Embodiment Philosophy

Embodiment and feeling

  • I believe that feeling and embodiment are deeply entwined.

  • I argue that consciousness emerges initially as feeling, and that it is a whole body phenomenon. This is very different from views that understand consciousness as a phenomenon of the brain.

  • My theory understands feeling as central to human meaning-making and explains feeling in relation to the evolution of natural systems and animal sentience.

  • I outline a new metaphysics to make better sense of all the theories to which I refer.

The difference between emotion and feeling is important

In recent years a great deal of academic research and many popular science books have addressed the subjects of consciousness, emotion and feeling. Embodiment has become a major theme in therapeutic practice and in fields such as cognitive science and neuroscience.

Despite all this attention, the difference between emotion and feeling is often not addressed. The causal relationships between feeling and the physical body in the physical world are still not well defined.

Purely scientific views of emotion and feeling often end up in essentially meaningless conclusions—for example that consciousness is a hallucination or that feeling is just a by-product of brain functioning. On the other hand, therapeutic practice and bodywork can be highly informed by science but still fall back on ideas that are not really compatible with science—such as the ground of being or the oneness of mind.
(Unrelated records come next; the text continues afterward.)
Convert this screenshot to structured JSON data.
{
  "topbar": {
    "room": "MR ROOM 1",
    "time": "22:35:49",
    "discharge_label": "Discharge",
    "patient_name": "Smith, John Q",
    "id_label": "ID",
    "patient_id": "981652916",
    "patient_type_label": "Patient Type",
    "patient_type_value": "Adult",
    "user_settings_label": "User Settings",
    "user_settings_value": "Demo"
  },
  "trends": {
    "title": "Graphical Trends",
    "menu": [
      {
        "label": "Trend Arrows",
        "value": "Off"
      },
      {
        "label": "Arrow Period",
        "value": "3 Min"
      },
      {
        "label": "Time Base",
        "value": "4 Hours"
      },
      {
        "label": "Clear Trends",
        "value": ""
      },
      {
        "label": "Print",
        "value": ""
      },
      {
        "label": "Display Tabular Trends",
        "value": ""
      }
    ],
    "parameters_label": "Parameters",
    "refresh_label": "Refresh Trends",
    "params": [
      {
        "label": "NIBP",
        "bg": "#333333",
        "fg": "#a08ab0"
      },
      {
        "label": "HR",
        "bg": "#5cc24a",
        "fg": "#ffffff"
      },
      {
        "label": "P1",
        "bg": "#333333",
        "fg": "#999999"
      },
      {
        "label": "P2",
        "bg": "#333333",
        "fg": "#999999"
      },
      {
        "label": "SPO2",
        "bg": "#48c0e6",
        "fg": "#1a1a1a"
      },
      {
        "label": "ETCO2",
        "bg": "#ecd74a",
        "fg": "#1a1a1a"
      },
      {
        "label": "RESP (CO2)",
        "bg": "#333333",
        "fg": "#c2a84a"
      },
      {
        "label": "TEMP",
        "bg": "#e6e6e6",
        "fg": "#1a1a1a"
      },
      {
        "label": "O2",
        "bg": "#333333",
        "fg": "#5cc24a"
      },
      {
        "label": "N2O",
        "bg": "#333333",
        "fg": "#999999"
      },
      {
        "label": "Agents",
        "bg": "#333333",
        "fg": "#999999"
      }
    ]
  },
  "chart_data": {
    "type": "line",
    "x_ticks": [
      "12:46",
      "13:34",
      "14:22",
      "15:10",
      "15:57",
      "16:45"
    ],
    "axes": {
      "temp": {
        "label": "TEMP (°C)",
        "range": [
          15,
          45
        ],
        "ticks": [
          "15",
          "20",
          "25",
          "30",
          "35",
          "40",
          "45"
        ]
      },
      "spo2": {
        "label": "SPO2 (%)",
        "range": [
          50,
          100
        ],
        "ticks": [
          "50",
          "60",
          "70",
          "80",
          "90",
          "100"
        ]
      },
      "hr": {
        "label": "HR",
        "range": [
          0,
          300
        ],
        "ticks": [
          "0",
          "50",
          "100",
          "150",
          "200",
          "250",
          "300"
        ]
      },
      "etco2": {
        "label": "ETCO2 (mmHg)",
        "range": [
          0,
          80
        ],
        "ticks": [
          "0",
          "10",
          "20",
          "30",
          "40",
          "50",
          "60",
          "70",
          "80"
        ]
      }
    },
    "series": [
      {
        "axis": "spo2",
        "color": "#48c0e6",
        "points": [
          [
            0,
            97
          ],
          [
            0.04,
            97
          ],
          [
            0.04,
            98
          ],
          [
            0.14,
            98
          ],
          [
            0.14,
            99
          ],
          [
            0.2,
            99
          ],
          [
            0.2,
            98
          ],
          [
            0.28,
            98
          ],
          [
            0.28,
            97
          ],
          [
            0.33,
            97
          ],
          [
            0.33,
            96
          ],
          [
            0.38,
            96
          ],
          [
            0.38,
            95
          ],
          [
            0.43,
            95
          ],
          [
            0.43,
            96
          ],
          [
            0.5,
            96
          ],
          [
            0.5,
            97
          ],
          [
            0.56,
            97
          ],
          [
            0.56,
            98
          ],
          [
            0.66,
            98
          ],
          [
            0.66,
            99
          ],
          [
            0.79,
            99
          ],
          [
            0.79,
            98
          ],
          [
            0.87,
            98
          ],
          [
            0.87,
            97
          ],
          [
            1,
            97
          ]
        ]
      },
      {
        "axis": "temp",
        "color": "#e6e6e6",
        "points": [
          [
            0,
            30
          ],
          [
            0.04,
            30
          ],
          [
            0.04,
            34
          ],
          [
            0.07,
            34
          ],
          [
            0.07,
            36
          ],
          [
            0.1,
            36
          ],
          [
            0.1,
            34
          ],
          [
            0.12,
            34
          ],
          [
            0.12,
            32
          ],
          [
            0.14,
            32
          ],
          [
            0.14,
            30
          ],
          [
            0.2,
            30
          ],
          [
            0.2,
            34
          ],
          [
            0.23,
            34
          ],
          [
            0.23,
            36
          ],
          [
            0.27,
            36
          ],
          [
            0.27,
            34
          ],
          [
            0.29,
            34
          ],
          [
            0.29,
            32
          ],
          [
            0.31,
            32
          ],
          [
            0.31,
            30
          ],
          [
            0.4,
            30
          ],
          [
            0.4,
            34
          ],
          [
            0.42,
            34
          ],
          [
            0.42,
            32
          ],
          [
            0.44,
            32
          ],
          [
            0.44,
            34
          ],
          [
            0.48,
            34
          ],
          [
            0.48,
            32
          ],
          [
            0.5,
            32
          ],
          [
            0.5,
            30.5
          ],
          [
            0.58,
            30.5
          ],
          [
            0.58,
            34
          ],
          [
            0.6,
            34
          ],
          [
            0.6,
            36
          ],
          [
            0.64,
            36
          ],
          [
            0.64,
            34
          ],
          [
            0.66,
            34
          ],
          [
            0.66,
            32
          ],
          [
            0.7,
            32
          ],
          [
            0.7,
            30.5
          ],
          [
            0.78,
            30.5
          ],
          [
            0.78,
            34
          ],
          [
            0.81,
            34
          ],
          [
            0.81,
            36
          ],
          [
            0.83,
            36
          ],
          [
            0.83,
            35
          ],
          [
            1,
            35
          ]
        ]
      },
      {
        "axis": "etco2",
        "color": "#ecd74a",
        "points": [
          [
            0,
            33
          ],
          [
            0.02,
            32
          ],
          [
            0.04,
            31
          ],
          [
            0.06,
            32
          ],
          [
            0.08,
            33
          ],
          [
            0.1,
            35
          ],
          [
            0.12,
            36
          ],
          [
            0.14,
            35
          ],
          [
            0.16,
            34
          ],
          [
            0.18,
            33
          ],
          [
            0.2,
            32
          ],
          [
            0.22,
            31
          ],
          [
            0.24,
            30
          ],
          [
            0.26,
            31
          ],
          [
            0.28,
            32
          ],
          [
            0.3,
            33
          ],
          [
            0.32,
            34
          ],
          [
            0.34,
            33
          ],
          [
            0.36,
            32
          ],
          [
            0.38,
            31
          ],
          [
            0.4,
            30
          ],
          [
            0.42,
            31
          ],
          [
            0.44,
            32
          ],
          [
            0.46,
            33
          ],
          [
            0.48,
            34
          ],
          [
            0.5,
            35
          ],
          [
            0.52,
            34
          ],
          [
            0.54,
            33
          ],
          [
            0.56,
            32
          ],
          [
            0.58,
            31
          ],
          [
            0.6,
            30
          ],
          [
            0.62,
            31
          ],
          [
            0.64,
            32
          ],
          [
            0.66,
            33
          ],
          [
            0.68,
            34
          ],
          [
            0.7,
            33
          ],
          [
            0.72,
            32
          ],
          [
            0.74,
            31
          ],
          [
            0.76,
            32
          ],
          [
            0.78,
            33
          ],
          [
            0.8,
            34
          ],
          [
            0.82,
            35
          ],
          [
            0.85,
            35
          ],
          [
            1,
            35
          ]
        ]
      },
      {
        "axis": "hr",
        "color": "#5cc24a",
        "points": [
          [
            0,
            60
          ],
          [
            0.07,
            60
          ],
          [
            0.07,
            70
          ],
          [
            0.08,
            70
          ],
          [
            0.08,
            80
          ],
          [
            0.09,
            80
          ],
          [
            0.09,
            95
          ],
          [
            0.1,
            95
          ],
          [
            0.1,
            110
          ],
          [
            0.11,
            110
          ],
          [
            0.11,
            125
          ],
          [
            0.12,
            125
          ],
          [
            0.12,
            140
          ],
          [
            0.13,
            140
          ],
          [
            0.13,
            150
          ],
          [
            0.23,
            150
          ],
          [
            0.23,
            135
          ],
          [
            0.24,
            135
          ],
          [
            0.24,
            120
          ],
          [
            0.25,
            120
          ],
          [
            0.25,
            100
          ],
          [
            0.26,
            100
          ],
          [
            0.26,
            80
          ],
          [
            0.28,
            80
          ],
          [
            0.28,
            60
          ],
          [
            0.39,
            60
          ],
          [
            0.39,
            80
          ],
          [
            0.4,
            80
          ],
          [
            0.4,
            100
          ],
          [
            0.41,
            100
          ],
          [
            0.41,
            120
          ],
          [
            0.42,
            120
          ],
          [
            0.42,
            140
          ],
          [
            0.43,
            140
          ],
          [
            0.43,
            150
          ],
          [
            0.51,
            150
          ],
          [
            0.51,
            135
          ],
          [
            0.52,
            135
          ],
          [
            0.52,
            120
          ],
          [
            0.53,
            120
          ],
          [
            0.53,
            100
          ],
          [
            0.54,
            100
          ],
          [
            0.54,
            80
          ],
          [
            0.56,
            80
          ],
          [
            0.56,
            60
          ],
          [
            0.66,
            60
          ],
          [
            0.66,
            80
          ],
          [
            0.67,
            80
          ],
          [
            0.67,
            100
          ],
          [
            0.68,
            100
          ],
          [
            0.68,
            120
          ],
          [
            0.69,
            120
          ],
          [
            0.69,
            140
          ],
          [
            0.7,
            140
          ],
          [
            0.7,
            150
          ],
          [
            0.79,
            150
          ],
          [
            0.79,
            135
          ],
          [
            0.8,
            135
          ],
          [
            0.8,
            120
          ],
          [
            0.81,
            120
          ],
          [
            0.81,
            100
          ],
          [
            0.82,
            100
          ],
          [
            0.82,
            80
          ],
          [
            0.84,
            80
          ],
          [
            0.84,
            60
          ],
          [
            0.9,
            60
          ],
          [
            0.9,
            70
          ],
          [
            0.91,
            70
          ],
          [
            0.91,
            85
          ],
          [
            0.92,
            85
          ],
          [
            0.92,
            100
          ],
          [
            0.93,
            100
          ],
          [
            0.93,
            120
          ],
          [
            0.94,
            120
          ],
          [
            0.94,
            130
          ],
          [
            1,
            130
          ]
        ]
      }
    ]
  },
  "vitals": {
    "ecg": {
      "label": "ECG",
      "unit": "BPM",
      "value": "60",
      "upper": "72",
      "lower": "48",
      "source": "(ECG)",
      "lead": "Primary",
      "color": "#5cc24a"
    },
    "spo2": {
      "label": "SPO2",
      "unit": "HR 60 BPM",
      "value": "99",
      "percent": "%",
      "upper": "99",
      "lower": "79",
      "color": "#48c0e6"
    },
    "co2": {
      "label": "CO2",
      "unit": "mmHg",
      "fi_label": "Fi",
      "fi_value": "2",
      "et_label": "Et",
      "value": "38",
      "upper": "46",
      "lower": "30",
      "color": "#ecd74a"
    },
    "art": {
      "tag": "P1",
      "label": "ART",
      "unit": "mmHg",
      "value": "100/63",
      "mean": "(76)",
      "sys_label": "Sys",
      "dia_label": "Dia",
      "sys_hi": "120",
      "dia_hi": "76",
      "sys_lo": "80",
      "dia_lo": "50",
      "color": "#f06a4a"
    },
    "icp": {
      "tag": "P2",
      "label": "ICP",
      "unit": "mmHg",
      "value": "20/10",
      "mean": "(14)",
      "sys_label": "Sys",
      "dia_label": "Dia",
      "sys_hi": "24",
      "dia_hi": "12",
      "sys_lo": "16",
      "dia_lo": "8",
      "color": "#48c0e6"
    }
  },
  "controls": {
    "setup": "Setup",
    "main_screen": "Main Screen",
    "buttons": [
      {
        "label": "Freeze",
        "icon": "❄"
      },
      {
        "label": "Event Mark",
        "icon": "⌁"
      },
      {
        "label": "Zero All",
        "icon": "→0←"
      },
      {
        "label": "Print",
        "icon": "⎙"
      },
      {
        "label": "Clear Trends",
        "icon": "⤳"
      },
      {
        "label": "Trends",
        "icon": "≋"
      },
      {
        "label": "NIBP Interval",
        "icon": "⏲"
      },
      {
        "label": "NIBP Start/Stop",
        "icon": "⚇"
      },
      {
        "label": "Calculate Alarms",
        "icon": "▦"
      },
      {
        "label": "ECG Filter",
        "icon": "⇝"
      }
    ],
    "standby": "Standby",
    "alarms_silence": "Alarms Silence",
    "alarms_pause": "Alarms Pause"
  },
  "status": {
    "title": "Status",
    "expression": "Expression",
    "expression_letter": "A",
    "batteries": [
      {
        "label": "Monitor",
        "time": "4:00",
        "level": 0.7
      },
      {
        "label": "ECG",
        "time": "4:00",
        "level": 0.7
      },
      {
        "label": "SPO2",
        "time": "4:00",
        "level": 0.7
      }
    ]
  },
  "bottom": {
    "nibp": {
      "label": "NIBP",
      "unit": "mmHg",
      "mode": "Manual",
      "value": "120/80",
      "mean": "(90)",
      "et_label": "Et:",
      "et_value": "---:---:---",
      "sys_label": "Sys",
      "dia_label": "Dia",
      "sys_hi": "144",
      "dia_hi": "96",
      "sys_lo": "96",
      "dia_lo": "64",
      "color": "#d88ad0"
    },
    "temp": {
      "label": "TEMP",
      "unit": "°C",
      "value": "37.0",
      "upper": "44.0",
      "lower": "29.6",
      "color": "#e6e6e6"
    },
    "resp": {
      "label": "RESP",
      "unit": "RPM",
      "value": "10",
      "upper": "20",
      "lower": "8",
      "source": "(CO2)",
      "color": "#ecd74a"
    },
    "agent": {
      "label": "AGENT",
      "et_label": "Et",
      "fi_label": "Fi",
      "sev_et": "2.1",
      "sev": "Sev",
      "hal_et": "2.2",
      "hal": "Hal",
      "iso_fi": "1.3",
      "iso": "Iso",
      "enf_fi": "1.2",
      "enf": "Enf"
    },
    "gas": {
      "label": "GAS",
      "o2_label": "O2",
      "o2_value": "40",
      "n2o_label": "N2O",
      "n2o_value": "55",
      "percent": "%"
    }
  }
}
Understanding emotion and feeling requires a deep conceptual shift

These theoretical problems that make it difficult to really understand feeling and emotion follow from our fundamental assumptions about the world: we actually need a new worldview. We must further our understanding of human experience by deeply considering how feeling and meaning arise, through evolution and in an individual human life. This can then inform the ways we heal and care for ourselves, each other and the natural environment.

I have been researching theories about nature, feeling and the body for more than twenty years. I recently refined and distilled this work into an interdisciplinary but accessible theory book. This book begins by showing how theories about emotion and feeling from different disciplines are pushing against their own limits, signalling the need for a deep conceptual shift.

I discuss the work of some of the major scientists currently leading research in neuroscience and emotion in psychology, philosophy and cognitive science. I explain inconsistencies across their views to show that the underlying concepts need to change.

I propose new metaphysical concepts that can account for both consciousness and the physical world. These concepts then help to organise theories from biology that deal with complex systems, emergence, the evolution of behaviour and feeling. From theories of biology I turn to theories of experience, including interaction theories from sociology and theories of child development from philosophy and psychoanalysis.

Feeling as inner sensing is the basis of consciousness

My written work builds towards understanding emotion as action and feeling as inner sensing. The new metaphysics explains that feeling arises creatively at the level of the whole body and that human beings are deeply interconnected.

Within therapeutic practice, this should help people to understand that we are complex systems with inner perspectives—feeling—and that working with the body helps the system to approach its own wholeness, to heal itself.

Beyond therapy, my book Taking Heart and Making Sense carries a strong social intention. The changes we make within ourselves shift relations with other people at the deepest level. They increase harmony among people, in groups and societies, and encourage the profound appreciation of nature and other living beings that should be integral to our actions and our lives.